Syrian Refugees in Turkey, Istanbul 2015
- Daniel Rodrigues
- Mar 5, 2015
- 1 min read
Updated: Apr 24
This photo essay documents the daily reality of Syrian refugees living in Istanbul — focusing especially on the lives of children forced to grow up too fast.
Abdulkader Hussein is just 13 years old. He doesn’t go to school. He can’t divide numbers or name a single chapter of Syria’s history. But he knows that Turkish people like spicy mussels with lemon — and that knowledge keeps his family alive. Every evening at 6pm, he walks through the streets of Istanbul with a tray of mussels prepared by his mother. He stays on the corner of Istiklal Avenue until sunrise, selling to tourists, drunks and passersby. With the money he makes, he helps pay the rent.
He is just one among millions.
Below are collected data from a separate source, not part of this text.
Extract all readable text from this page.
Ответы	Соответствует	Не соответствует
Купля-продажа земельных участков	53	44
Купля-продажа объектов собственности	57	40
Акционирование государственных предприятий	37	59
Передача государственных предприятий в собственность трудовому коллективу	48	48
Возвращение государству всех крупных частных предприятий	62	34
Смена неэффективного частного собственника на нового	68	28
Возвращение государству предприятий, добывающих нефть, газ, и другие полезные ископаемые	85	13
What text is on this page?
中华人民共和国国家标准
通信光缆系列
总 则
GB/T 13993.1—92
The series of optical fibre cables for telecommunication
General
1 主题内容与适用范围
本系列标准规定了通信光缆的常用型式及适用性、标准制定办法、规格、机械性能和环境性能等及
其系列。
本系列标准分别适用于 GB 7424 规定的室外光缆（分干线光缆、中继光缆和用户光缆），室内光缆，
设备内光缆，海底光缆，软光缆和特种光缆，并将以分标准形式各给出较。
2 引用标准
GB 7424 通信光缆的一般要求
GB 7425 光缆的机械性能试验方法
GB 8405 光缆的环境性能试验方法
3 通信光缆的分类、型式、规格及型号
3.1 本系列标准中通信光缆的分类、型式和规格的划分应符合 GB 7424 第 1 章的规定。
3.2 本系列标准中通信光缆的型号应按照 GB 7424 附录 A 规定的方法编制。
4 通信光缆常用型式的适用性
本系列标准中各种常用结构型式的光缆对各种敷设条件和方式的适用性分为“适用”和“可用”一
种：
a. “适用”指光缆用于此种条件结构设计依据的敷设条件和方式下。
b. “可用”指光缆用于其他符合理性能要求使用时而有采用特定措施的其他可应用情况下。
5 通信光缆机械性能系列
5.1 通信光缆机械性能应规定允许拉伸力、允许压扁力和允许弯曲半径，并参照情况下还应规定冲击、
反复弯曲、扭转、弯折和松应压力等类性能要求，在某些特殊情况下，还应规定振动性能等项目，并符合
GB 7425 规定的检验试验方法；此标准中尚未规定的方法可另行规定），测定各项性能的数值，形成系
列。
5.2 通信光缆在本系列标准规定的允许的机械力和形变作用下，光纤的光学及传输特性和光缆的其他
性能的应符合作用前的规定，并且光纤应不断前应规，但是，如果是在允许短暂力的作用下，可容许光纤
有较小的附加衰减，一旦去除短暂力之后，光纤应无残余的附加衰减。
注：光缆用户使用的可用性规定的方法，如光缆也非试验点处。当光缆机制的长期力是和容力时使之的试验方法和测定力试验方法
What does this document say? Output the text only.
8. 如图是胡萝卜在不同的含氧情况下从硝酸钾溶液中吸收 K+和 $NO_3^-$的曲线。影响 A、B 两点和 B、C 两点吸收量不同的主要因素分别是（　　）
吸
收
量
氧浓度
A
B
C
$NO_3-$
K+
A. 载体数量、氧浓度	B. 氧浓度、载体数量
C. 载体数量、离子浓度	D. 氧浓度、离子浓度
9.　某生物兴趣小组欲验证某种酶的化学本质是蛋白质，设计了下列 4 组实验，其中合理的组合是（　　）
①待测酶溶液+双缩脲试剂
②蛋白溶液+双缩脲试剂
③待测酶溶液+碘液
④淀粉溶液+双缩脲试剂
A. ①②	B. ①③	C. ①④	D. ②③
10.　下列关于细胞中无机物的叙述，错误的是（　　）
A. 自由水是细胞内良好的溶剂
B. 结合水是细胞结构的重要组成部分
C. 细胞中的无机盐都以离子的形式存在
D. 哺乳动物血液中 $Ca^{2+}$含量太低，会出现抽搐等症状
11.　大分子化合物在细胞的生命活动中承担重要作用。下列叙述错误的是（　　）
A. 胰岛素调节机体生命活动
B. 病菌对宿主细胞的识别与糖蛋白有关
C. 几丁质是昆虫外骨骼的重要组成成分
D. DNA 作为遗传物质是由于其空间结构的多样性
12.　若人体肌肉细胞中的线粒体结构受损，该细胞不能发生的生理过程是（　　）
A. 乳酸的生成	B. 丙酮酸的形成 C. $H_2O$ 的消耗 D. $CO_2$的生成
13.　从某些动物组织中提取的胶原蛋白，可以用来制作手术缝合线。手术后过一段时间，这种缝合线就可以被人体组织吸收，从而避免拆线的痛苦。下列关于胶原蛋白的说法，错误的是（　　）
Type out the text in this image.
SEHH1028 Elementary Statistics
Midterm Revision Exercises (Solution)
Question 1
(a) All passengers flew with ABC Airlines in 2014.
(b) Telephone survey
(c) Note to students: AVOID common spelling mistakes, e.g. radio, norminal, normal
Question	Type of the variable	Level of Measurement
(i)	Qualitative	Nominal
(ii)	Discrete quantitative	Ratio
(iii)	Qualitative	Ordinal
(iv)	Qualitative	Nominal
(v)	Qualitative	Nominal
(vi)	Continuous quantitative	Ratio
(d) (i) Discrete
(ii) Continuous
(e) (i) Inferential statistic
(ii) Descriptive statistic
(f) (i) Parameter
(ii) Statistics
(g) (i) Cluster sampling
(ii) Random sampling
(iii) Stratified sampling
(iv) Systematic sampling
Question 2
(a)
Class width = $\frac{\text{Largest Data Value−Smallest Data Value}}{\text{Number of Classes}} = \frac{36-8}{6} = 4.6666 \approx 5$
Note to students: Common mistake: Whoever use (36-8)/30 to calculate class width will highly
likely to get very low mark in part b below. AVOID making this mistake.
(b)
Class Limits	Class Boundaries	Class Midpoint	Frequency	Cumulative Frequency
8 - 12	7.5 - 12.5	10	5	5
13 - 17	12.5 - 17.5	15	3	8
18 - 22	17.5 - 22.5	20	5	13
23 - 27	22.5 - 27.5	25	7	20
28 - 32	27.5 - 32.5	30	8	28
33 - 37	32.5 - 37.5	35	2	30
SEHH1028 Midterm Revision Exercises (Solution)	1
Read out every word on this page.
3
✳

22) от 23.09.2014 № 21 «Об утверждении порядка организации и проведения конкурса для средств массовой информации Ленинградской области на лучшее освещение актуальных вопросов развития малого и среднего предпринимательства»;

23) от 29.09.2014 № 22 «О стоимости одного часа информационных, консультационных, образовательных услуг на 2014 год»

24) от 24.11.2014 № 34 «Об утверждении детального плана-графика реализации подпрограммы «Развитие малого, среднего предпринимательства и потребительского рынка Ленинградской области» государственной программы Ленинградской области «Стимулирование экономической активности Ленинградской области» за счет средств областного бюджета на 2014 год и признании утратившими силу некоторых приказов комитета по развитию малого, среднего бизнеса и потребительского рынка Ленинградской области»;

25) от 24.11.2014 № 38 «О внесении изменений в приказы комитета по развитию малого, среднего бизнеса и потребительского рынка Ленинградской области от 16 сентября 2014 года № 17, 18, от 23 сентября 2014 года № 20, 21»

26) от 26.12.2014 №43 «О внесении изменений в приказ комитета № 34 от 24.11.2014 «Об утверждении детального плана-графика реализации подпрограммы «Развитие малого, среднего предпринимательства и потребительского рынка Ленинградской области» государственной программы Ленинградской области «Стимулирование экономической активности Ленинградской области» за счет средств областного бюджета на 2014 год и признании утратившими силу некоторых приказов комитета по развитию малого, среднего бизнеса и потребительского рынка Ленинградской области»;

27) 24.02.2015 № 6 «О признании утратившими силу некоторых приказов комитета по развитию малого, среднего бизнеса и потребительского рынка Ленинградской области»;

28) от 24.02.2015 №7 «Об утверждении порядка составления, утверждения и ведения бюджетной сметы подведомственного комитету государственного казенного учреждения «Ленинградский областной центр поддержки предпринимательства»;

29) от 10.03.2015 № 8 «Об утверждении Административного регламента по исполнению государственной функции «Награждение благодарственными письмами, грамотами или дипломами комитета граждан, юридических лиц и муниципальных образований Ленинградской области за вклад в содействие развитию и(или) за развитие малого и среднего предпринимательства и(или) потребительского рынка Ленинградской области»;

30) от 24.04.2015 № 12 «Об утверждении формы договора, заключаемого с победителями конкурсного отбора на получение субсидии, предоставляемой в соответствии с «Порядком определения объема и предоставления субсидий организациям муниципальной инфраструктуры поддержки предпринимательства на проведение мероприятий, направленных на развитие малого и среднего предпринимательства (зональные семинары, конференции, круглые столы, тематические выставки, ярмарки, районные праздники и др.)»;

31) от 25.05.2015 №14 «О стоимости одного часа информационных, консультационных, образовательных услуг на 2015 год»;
Over 2 million Syrians now live in Turkey, many in precarious conditions — working in the shadows, raising children in abandoned buildings, and navigating a life of exile where identity, education, and basic rights are often out of reach.
This series is not about numbers — it is about people. It is about childhoods interrupted, families fractured, and the silent resilience of those who, even after losing everything, find ways to survive. These photographs aim to give visibility to lives that often remain invisible.